Toby Crabel: A Famous Contrarian Trader


“When it comes to playing the markets. After all, it’s all about making money, not about being right.”  – J. C. Parets

Toby Crabel is an American trader who’s made himself successful by his own efforts. He studied finance at the University of Central Florida. He got his feet wet in the markets while still a student. He was even a professional tennis players for a few years.

Toby has written many articles about short-term patterns in trading. In 1992, he worked as a trader for Victor Niederhoffer in New York. After leaving Niederhoffer he continued other series of speculative activities. In 1998, he began to run his own funds from his residence, and he’s been making decent profits since then.  The Financial Times has referred to him as "the most well-known trader on the counter-trend side."

His firm, Crabel Capital Management, LLC, has been ranked among the big funds with nice profits.  His website is: According to the website, Crabel Capital Management is a global alternative investment firm specializing in futures and foreign currency trading. Pioneers of short-term, systematic trading, the firm has evolved over the last two decades to offer broadly diversified, unique products that are valuable complements to sophisticated portfolio design. Crabel Capital Management has delivered over 20 years of uncorrelated returns to its worldwide customer-base. For example, the firm made a profit of 16.7 per cent in the year 2005. The assets under management are about $3,200,000,000, and there are many employees working at the firm.

In the year 1990, he wrote a helpful book titled “Day Trading with Short-term Price Patterns.”

These are some lessons that can be learned from Toby Crabel:

  1. Toby is referred to as a self-made millionaire, meaning that he didn’t inherit millions, but he made millions for himself. In fact, he’s a multi-millionaire. You can make yourself successful by your own efforts as a trader. You can work your own miracle of financial freedom, tapping from the riches the markets offer all of us.

  1. He’s a living testimony that it’s possible to make consistent profits from the markets. For many years, he’s made profits on annual basis. It’s cleanly possible not have a red year as a trader, and therefore it’s imperative that you find a way to achieve the goal of attaining green years successively.

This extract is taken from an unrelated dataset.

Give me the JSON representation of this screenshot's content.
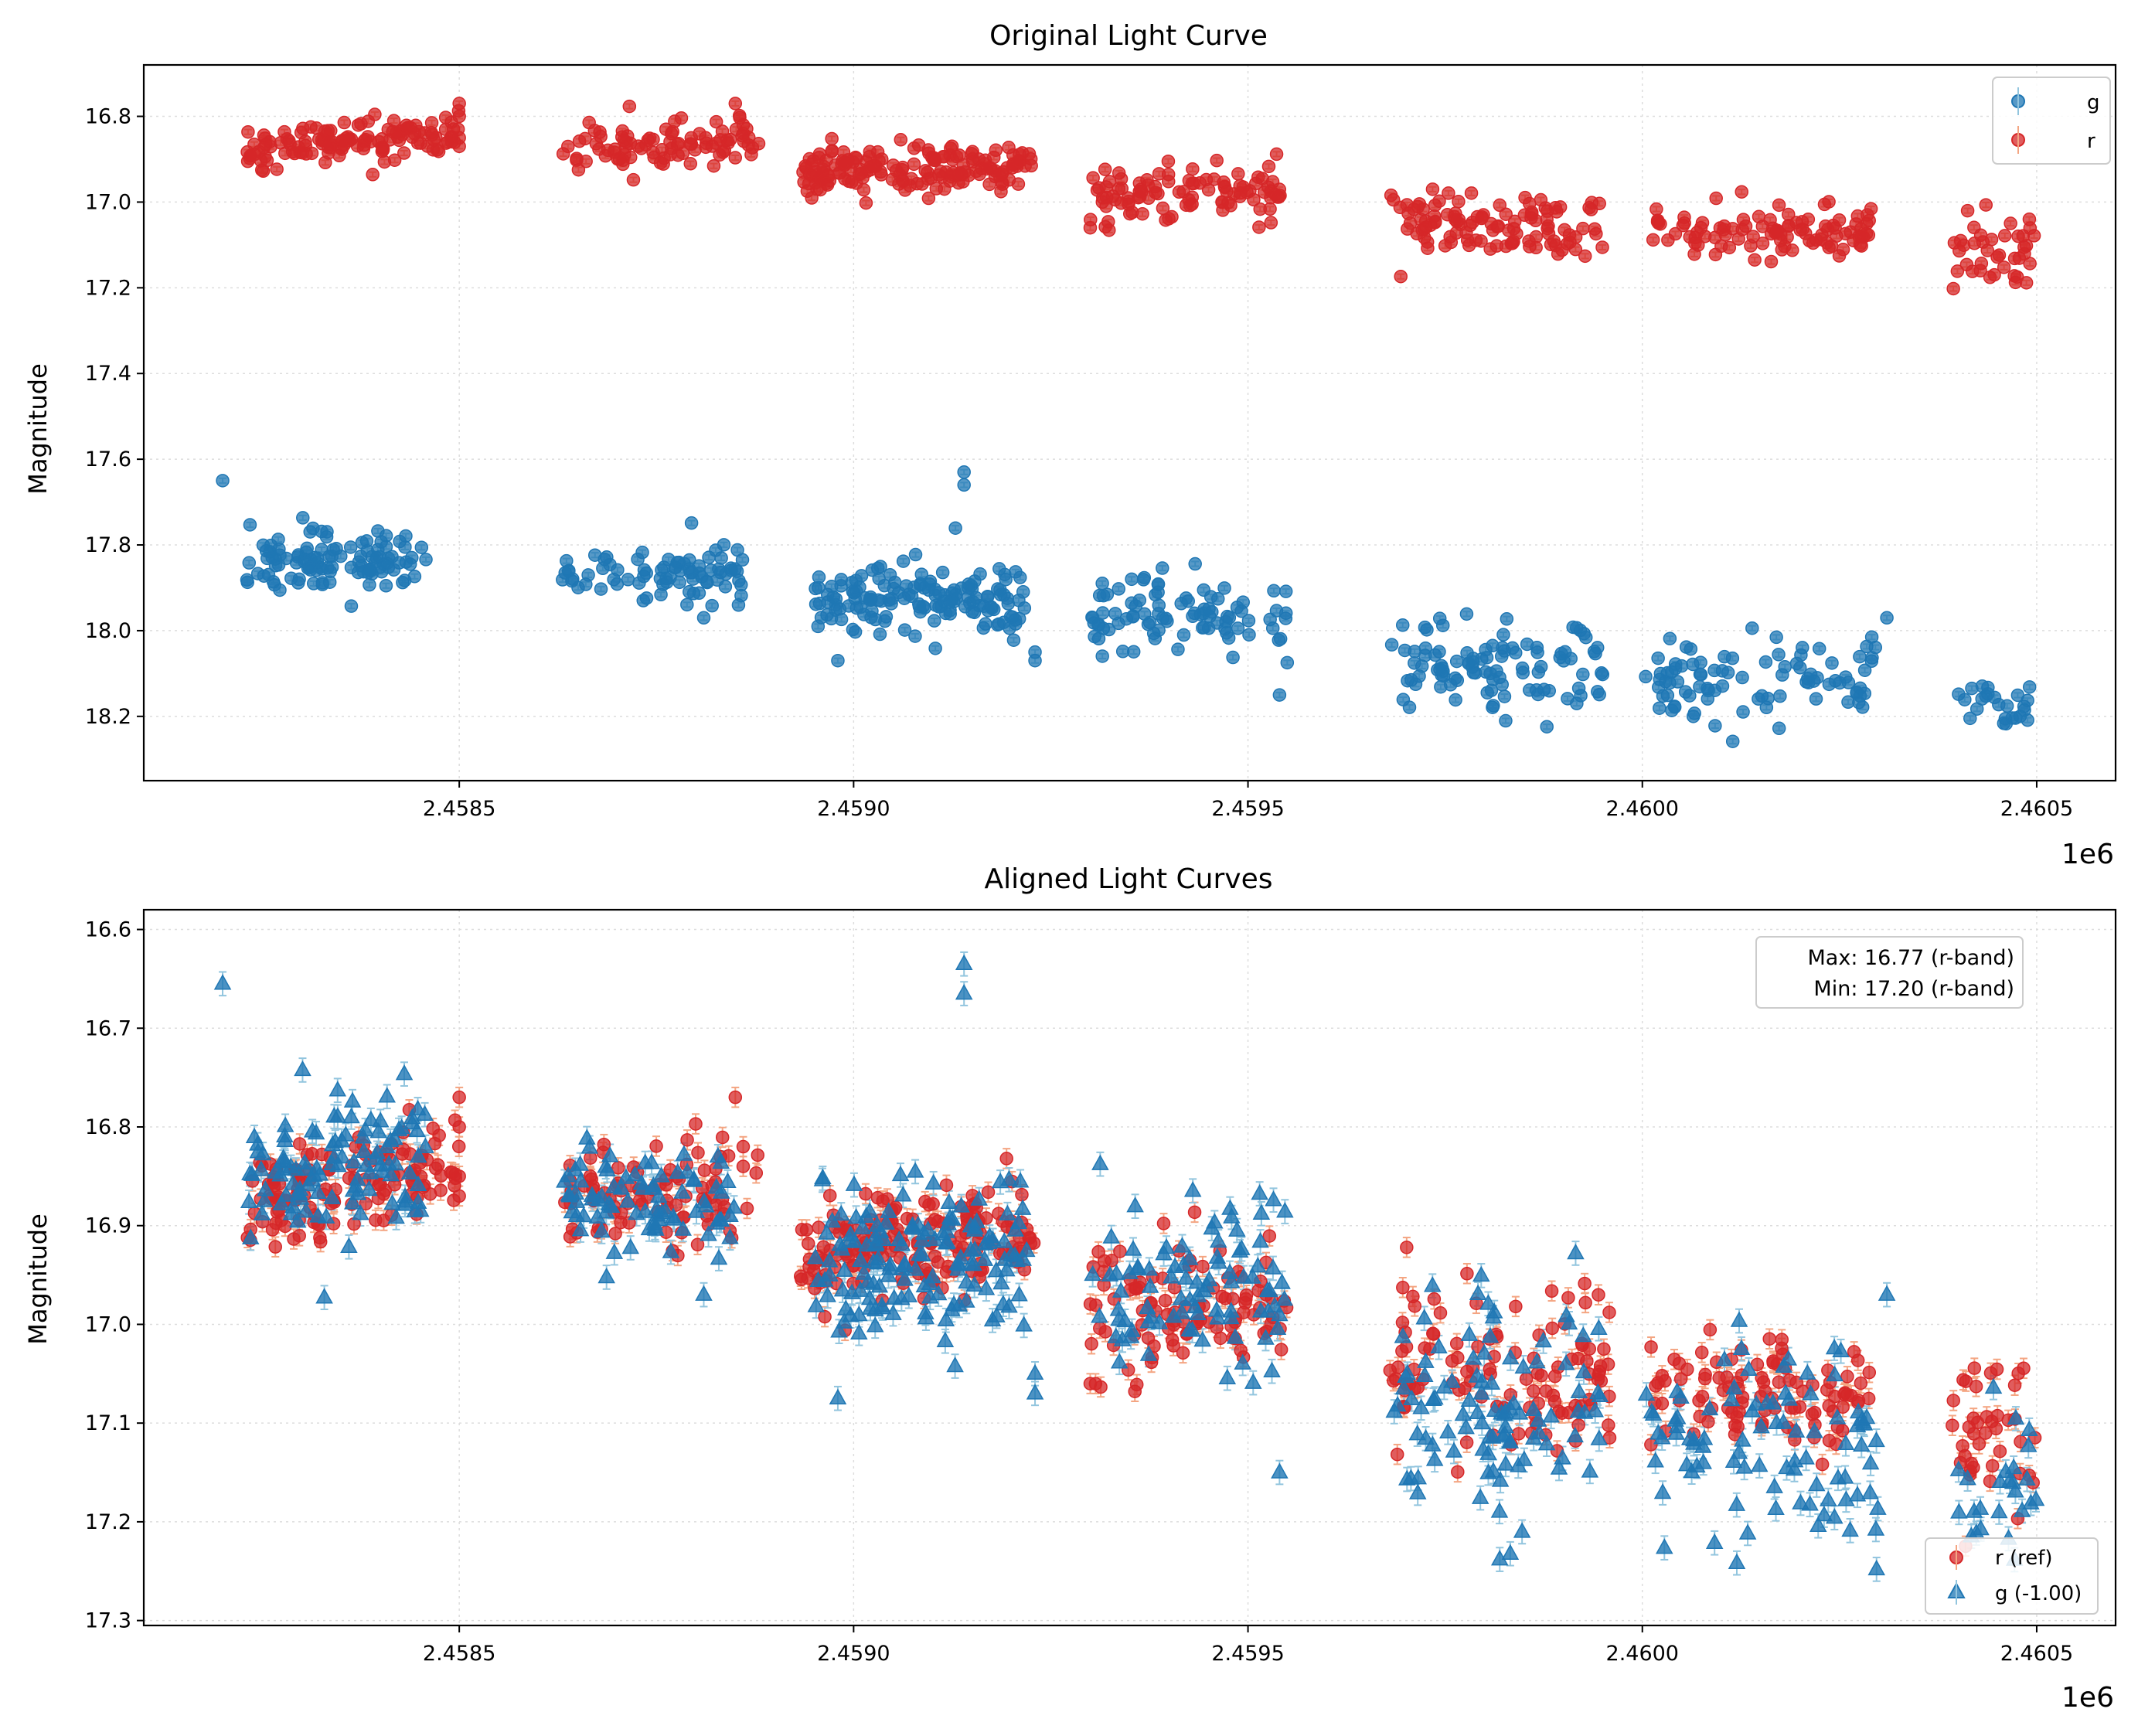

I admit that some years will have more profits than others, like making 35 per cent last year and only 11 per cent this year. Like making 5% last year and making 23% this year, but a red year can be avoided. If you haven’t achieved this goal, then you’ve a job to do. Toby Crabel is a human being like you.

  1. Please see the quote at the end of this article. Risk is best controlled by taking a large number of small trades versus making a few large bets on a small number of trades.”

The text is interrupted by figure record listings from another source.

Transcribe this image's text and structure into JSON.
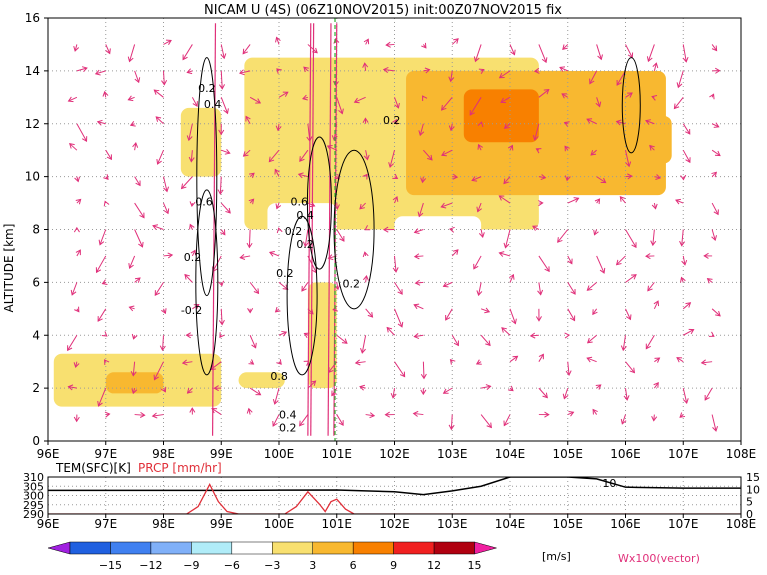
{
  "title": "NICAM U (4S) (06Z10NOV2015) init:00Z07NOV2015 fix",
  "chart_data": [
    {
      "type": "heatmap",
      "title": "NICAM U (4S) (06Z10NOV2015) init:00Z07NOV2015 fix",
      "ylabel": "ALTITUDE [km]",
      "xlabel": "",
      "xlim": [
        96,
        108
      ],
      "ylim": [
        0,
        16
      ],
      "x_ticks": [
        "96E",
        "97E",
        "98E",
        "99E",
        "100E",
        "101E",
        "102E",
        "103E",
        "104E",
        "105E",
        "106E",
        "107E",
        "108E"
      ],
      "y_ticks": [
        "0",
        "2",
        "4",
        "6",
        "8",
        "10",
        "12",
        "14",
        "16"
      ],
      "grid": true,
      "contour_labels": [
        "0.2",
        "0.4",
        "0.6",
        "0.2",
        "0.2",
        "0.6",
        "0.4",
        "0.2",
        "0.2",
        "0.2",
        "-0.2",
        "0.8",
        "0.4",
        "0.2",
        "0.2"
      ],
      "colorbar": {
        "levels": [
          -15,
          -12,
          -9,
          -6,
          -3,
          3,
          6,
          9,
          12,
          15
        ],
        "tick_labels": [
          "−15",
          "−12",
          "−9",
          "−6",
          "−3",
          "3",
          "6",
          "9",
          "12",
          "15"
        ],
        "colors": [
          "#a020e0",
          "#2060e0",
          "#4080f0",
          "#80b0f8",
          "#b0ecf8",
          "#ffffff",
          "#f8e070",
          "#f8b830",
          "#f88000",
          "#f02020",
          "#b00010",
          "#f020a0"
        ],
        "unit": "[m/s]"
      },
      "vector_label": "Wx100(vector)",
      "zones": [
        {
          "x0": 96.1,
          "x1": 99.0,
          "y0": 1.3,
          "y1": 3.3,
          "level": 3
        },
        {
          "x0": 97.0,
          "x1": 98.0,
          "y0": 1.8,
          "y1": 2.6,
          "level": 6
        },
        {
          "x0": 99.3,
          "x1": 100.1,
          "y0": 2.0,
          "y1": 2.6,
          "level": 3
        },
        {
          "x0": 98.3,
          "x1": 99.0,
          "y0": 10.0,
          "y1": 12.6,
          "level": 3
        },
        {
          "x0": 100.5,
          "x1": 101.0,
          "y0": 2.0,
          "y1": 6.0,
          "level": 3
        },
        {
          "x0": 99.4,
          "x1": 104.5,
          "y0": 8.0,
          "y1": 14.5,
          "level": 3
        },
        {
          "x0": 102.2,
          "x1": 106.7,
          "y0": 9.3,
          "y1": 14.0,
          "level": 6
        },
        {
          "x0": 103.2,
          "x1": 104.5,
          "y0": 11.3,
          "y1": 13.3,
          "level": 9
        },
        {
          "x0": 104.8,
          "x1": 106.8,
          "y0": 10.5,
          "y1": 12.3,
          "level": 6
        },
        {
          "x0": 102.0,
          "x1": 103.5,
          "y0": 6.5,
          "y1": 8.5,
          "level": -3
        },
        {
          "x0": 96.1,
          "x1": 97.1,
          "y0": 14.5,
          "y1": 16.0,
          "level": -3
        },
        {
          "x0": 96.5,
          "x1": 97.5,
          "y0": 5.5,
          "y1": 7.0,
          "level": -3
        },
        {
          "x0": 103.0,
          "x1": 106.5,
          "y0": 4.0,
          "y1": 6.2,
          "level": -3
        },
        {
          "x0": 104.8,
          "x1": 108.0,
          "y0": 14.0,
          "y1": 16.0,
          "level": -3
        },
        {
          "x0": 99.8,
          "x1": 101.0,
          "y0": 7.5,
          "y1": 9.0,
          "level": -3
        }
      ]
    },
    {
      "type": "line",
      "x_ticks": [
        "96E",
        "97E",
        "98E",
        "99E",
        "100E",
        "101E",
        "102E",
        "103E",
        "104E",
        "105E",
        "106E",
        "107E",
        "108E"
      ],
      "xlim": [
        96,
        108
      ],
      "left_axis": {
        "label": "TEM(SFC)[K]",
        "ticks": [
          "310",
          "305",
          "300",
          "295",
          "290"
        ],
        "range": [
          290,
          310
        ]
      },
      "right_axis": {
        "label": "PRCP [mm/hr]",
        "ticks": [
          "15",
          "10",
          "5",
          "0"
        ],
        "range": [
          0,
          15
        ]
      },
      "annotation": "10",
      "series": [
        {
          "name": "TEM(SFC)[K]",
          "color": "#000000",
          "x": [
            96,
            97,
            98,
            99,
            100,
            101,
            102,
            102.5,
            103,
            103.5,
            104,
            105,
            105.5,
            106,
            107,
            108
          ],
          "y": [
            302.8,
            302.8,
            302.8,
            302.8,
            302.9,
            303.0,
            302.0,
            300.5,
            302.5,
            305.0,
            310.0,
            310.0,
            309.0,
            304.5,
            304.0,
            304.0
          ]
        },
        {
          "name": "PRCP [mm/hr]",
          "color": "#e0303a",
          "x": [
            96,
            98.4,
            98.6,
            98.8,
            98.95,
            99.1,
            99.3,
            100.1,
            100.3,
            100.5,
            100.7,
            100.8,
            100.9,
            101.0,
            101.15,
            101.3,
            108
          ],
          "y": [
            0,
            0,
            3,
            12,
            5,
            1,
            0,
            0,
            3,
            9,
            4,
            1,
            5,
            6,
            2,
            0,
            0
          ]
        }
      ]
    }
  ]
}
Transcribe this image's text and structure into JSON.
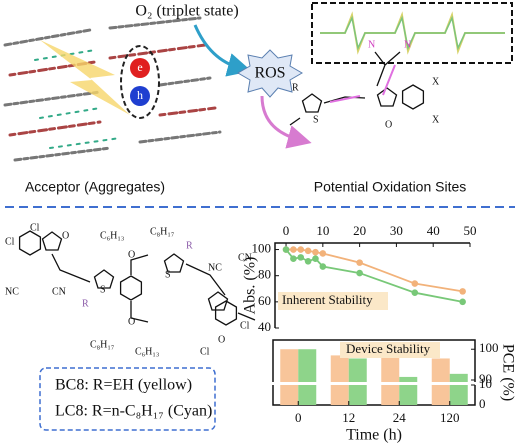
{
  "labels": {
    "oxygen": "O₂ (triplet state)",
    "ros": "ROS",
    "electron": "e",
    "hole": "h",
    "acceptor": "Acceptor (Aggregates)",
    "sites": "Potential Oxidation Sites",
    "bc8": "BC8: R=EH (yellow)",
    "lc8": "LC8: R=n-C₈H₁₇ (Cyan)"
  },
  "structure_top": [
    "R",
    "S",
    "O",
    "N",
    "N",
    "X",
    "X"
  ],
  "structure_bottom": [
    "Cl",
    "Cl",
    "NC",
    "CN",
    "O",
    "O",
    "R",
    "R",
    "S",
    "S",
    "O",
    "O",
    "C₆H₁₃",
    "C₈H₁₇",
    "C₈H₁₇",
    "C₆H₁₃",
    "CN",
    "NC",
    "Cl",
    "Cl"
  ],
  "chart_data": [
    {
      "type": "line",
      "y_label": "Abs. (%)",
      "annotation": "Inherent Stability",
      "x": [
        0,
        2,
        4,
        6,
        8,
        10,
        20,
        35,
        48
      ],
      "series": [
        {
          "color": "#f2b27a",
          "values": [
            100,
            100,
            100,
            99,
            98,
            97,
            90,
            74,
            68
          ]
        },
        {
          "color": "#78c878",
          "values": [
            100,
            93,
            94,
            91,
            93,
            87,
            82,
            67,
            60
          ]
        }
      ],
      "xlim": [
        -3,
        50
      ],
      "xticks": [
        0,
        10,
        20,
        30,
        40,
        50
      ],
      "ylim": [
        40,
        105
      ],
      "yticks": [
        40,
        60,
        80,
        100
      ]
    },
    {
      "type": "bar",
      "x_label": "Time (h)",
      "y_label": "PCE (%)",
      "annotation": "Device Stability",
      "categories": [
        "0",
        "12",
        "24",
        "120"
      ],
      "series": [
        {
          "color": "#f8c59a",
          "values": [
            100,
            98,
            98,
            97
          ]
        },
        {
          "color": "#8ed48a",
          "values": [
            100,
            97,
            91,
            92
          ]
        }
      ],
      "ylim": [
        0,
        103
      ],
      "axis_break": [
        10,
        90
      ],
      "yticks": [
        0,
        10,
        90,
        100
      ]
    }
  ]
}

  1. Trend following works, and so do contrarian trading systems (especially the ones with good expectancy). There are no everlasting trends in the markets, which means there’ll always be turning points. These turning points tend to surprise many people while bringing satisfactory rewards to those who correctly anticipate the turning points and capitalize on them. Some turning points may be temporary pullbacks which would be strong while they last and some pullbacks may portend the beginning of new protracted biases. The best mix is to know when to follow the trend and when to go against it.

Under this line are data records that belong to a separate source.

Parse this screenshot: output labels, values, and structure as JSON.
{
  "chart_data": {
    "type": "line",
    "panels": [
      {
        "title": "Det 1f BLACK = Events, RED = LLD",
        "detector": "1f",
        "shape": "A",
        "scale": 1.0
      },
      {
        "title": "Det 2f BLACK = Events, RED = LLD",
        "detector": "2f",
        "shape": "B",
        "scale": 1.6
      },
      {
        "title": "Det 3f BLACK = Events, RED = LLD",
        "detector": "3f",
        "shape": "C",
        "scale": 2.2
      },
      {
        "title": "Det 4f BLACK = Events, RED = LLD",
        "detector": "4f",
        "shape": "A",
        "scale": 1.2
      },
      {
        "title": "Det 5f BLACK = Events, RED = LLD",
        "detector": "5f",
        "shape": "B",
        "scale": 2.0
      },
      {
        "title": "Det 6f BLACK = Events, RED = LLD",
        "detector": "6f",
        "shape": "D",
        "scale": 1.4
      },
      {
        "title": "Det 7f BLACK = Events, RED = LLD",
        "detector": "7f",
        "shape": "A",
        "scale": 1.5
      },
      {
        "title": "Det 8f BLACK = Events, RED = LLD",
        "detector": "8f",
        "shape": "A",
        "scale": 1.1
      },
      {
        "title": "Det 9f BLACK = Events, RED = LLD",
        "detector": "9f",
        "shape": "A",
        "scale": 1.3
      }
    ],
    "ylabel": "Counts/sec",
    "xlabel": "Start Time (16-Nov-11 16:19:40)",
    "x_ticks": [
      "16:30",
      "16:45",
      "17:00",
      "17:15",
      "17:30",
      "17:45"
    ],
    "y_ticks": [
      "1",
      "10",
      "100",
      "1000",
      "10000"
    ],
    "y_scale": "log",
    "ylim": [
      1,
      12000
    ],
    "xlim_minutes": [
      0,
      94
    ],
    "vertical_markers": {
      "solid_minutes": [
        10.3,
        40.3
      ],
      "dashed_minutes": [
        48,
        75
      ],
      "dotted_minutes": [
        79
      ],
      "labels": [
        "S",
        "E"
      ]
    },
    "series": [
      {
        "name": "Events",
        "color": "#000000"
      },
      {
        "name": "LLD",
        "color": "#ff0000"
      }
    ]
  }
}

Conclusion: It’s very interesting when one knows how to trade deceptive price movement. Since price sometimes moves very furiously against the majority and nets some contrarian traders huge gains. The reason for occasional contrarian moves is clear, for many who’ve gone long because of a transient rally have quickly smoothed their positions and they’re entering the market again as a result of a sharp dip in price. The recalcitrant bulls who stubbornly stick to their positions are either getting stopped out or are being forced to close their portfolios; otherwise they’d suffer more devastating damage. When a deceptive bullish movement becomes a snare to the unwary traders, the trader sells in a hurry and thus causes further dip in the market.

This piece is ended by a quote taken from Crabel website (

“Our core trading philosophy is that strategies should capture enduring and explainable market participant behavior… We also think that risk is best controlled by taking a large number of small trades versus making a few large bets on a small number of trades.